In my handwritten text, each line is a concatenation of living
living living which, at a certain point, changes to dying dying
dying. Yet this point is uncertain, varying from line to line,
from top to bottom, causing a fluctuation between living, on
the one hand, and dying, on the other.

this and that

There is enough of a difference threshold between the
handwritten letterforms of living and those of dying to
produce two distinct word masses. But at what point does
living become dying? From what vantage point can you best
detect this? When does this become that?

nearly the same

I’ve printed and reprinted to produce a varied edition of texts
that are nearly the same. They’re reiterations differing slightly
in each instance; they say almost the same thing, although
the introduction of colour changes everything.

horizontal, vertical

From one handwritten text, black ink on white paper, I’ve
printed various coloured iterations revealing different portions
of the entire text, itself larger than the prints. as a result, there
are varying proportional relationships between the sides of
living and dying. Responding to the insistent horizontality
of the rows of writing, to the text that seems to repeat itself
(relentlessly, soothingly, absurdly?), I incorporated the vertical
counterpoint of oscillating bands of coloured ink.

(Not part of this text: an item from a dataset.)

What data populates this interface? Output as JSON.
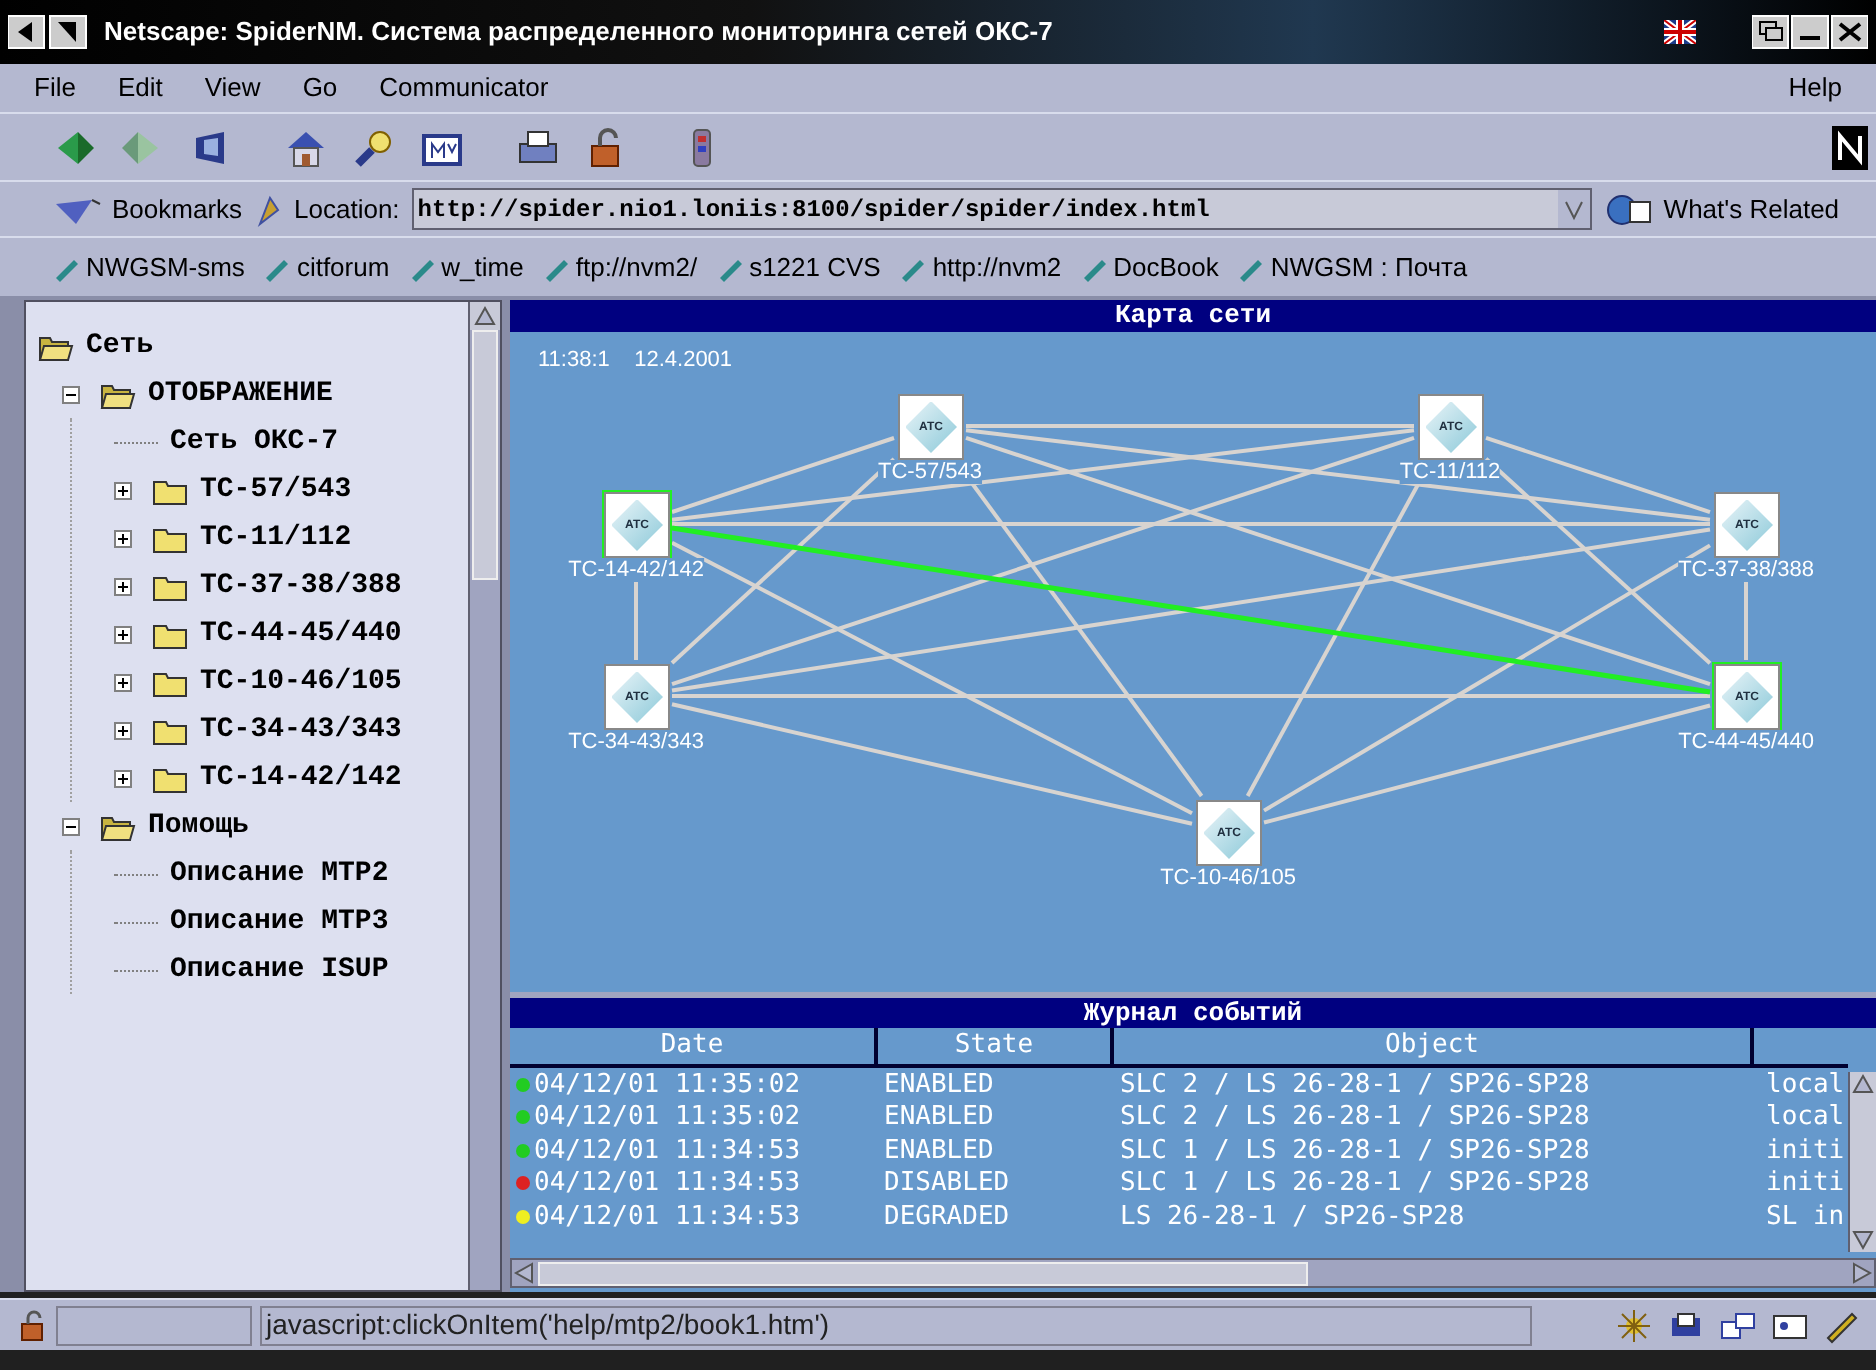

I’ve come
to think of the text as a script that changes with the inflection
of colour.

reading the script

I wanted the aspect of colour to confound the reading to
work against the literal nature of the words themselves and
to expand their possible meanings. At the same time, in order
to read the text and make the necessary leap to what the
words might signify, one cannot dwell too much on the visual
presence of the letterforms or the colours of ink in which
they have been printed.

shift

On any given day of printing, I would make a set of colour
variations derived from a configuration of hues and tones
that I altered, from print to print, through physical blending
or the addition of colour. Within and across the colour sets,
relationships are subtle at times and extreme at others. They
blur, intensify, and fade.

in the end

To say that the sets of colours are meaningful to me won’t
help any viewers. My choices are too subjective and personal
to warrant being identified and explained; there is a lot that
I’ve left unsaid. The profusion of variations might be one way
of saying that I don’t have one way of saying what living and
dying are.

BARBARA BALFOUR is a Toronto-based artist who has exhibited prints, multiples, and installations, in addition to undertaking curatorial and professional printing projects. An associate Professor and Head of the Print media area in the Department of Visual arts at York University, she teaches theory and print-based studio courses. Her current practice, supported by a SSHRC Research/ Creation grant, deals with artists’ writing, within and parallel to art production. Other research relates to notions of selfishness, reproducibility, and mortality.

Dedication
To my parents, James and margaret Balfour. To my mother, who believed we all were living too long, and to my father, who never wanted it to end.